Atwo was estranged from his mother but occasionally exchanged letters with her. At one point, she wrote that she would be willing to die if it helped him get by. Soon after, she rapidly got sick and died, with no sign of self-inflicted harm. Atwo ponders on if it is possible for a body to commit suicide without conscious input from the mind. When he stayed at his mother's house to clear it after her death, he slept in his old room and went through the books he read as a child. A blackbird showed up at a window and briefly spoke, telling him it was his mother and asked if he remembered how they had met many years earlier.
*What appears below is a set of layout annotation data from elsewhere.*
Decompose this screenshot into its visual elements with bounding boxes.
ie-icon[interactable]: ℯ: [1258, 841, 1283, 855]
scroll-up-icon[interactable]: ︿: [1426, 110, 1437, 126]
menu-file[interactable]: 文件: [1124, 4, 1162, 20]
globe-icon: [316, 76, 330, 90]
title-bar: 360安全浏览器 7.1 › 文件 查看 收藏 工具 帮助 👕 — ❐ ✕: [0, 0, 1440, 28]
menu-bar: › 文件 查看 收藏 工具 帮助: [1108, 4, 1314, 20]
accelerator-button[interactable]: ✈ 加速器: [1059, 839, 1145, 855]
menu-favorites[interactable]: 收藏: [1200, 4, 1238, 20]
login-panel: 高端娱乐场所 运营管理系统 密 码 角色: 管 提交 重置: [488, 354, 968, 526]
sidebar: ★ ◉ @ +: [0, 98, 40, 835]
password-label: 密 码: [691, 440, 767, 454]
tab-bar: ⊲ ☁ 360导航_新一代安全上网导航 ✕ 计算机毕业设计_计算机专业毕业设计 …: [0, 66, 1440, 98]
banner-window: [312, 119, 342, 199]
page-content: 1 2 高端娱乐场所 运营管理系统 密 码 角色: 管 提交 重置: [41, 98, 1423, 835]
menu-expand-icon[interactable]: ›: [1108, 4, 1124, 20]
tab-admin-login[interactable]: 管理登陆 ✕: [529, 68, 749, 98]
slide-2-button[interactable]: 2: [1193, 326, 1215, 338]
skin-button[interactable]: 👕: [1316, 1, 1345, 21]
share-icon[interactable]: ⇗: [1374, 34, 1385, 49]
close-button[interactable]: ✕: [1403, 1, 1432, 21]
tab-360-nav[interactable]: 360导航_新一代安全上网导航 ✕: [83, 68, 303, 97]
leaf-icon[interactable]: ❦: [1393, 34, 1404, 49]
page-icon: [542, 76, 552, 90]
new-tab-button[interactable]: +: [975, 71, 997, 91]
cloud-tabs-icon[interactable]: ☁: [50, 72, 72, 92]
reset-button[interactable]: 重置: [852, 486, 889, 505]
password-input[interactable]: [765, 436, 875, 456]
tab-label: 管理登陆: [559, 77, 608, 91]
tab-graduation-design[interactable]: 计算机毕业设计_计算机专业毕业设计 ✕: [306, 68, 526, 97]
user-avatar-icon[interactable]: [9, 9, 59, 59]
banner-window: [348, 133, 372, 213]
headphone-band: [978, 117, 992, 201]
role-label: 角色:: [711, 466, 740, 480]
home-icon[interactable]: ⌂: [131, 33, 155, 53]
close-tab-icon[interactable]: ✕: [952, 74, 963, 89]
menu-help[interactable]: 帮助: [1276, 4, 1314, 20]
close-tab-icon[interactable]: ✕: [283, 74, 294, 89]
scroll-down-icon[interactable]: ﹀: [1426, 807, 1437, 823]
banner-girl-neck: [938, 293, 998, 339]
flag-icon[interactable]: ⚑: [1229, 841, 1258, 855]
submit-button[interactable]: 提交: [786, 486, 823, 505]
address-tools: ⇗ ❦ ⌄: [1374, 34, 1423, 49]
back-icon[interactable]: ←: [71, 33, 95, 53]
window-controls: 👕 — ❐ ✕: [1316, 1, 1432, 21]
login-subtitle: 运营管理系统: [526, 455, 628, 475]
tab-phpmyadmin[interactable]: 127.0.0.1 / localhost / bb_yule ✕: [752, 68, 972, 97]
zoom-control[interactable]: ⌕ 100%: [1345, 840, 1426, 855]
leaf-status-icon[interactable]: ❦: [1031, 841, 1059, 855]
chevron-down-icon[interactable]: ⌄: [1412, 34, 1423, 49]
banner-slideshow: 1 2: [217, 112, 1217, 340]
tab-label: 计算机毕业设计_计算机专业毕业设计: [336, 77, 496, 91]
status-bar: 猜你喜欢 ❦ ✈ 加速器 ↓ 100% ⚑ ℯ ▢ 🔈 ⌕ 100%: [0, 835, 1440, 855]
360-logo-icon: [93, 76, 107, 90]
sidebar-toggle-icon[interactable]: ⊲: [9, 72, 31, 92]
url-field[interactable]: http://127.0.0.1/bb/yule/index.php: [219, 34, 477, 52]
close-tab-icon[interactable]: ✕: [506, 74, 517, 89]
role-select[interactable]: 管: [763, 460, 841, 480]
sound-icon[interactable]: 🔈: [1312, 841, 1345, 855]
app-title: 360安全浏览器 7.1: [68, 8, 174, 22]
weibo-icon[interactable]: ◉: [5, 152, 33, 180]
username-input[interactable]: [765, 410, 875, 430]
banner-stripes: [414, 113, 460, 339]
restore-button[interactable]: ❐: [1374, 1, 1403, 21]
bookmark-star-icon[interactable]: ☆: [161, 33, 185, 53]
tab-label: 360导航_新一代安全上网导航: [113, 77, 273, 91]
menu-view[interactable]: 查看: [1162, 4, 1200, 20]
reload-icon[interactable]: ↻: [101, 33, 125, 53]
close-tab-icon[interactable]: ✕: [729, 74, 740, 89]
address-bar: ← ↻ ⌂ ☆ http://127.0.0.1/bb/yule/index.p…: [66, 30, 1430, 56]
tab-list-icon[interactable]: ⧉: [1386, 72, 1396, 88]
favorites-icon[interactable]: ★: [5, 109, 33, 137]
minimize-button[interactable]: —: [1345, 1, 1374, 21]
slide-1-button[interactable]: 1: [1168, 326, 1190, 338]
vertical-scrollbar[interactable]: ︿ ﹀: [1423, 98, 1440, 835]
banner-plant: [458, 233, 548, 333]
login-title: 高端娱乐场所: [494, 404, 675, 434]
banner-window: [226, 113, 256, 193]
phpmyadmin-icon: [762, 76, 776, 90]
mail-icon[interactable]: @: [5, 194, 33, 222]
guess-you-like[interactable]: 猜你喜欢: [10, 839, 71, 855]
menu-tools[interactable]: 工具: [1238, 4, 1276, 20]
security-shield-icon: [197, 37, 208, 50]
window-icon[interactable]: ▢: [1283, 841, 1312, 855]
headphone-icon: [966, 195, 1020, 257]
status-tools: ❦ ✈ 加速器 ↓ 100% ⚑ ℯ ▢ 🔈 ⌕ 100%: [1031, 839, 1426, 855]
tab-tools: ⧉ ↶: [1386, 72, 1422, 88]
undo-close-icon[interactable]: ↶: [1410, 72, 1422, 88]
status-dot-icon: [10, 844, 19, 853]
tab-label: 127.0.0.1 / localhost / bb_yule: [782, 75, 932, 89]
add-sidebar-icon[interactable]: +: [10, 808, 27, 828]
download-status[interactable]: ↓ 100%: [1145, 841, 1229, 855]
Atwo then remembered he had kept a blackbird in a wooden cage for a period in his childhood. He found the old cage in the house and kept the blackbird there, feeding it worms. It did not speak again.

Atwo thinks the experiences are related somehow, because they put him in the same state of consciousness.

==Publication==
"The Blackbird" was first published in the Neue Rundschau on 7 January 1928. It was included in Musil's collection Posthumous Papers of a Living Author, published in 1936.

==Reception==
Musil's short works have typically been seen as minor compared to his novel The Man Without Qualities, including by Musil, who referred to Posthumous Papers of a Living Author as "my little stopgap book". Alongside "The Fly Paper", "The Blackbird" is the short work that has received the most attention from scholars.

Benno von Wiese created interest in "The Blackbird" when he devoted a chapter to it in his 1962 book Die deutsche Novelle von Goethe bis Kafka. Wiese called it one of Musil's greatest works and analyzed its portrayal of mystical experiences as something that leads Atwo to religious faith. In the 1960s and 1970s, there was a series of texts by scholars who responded to Wiese's interpretation, continuing or trying to refute his argument about theological implications. Uwe Baur, writing in 1973, rejected the preceding conclusions by highlighting the narrator's criticism of Atwo and the character's infantilisation in his third story. Baur compared Atwo to Ulrich, the protagonist in The Man Without Qualities, and wrote that unlike Ulrich, Atwo is prevented by his solipsism from undergoing the personal transformation that defines a mystical experience.

Several academic studies of "The Blackbird" have followed. Walter Busch and Ingo Breuer edited the anthology Robert Musil. Die Amsel. Kritische Lektüren – letture critiche, published in 2000 with essays in German and Italian.

==Adaptation==
The 2015 Hungarian film Feketerigó directed by Máté Szombath is loosely based on "The Blackbird". The film is set in the punk subculture of Budapest.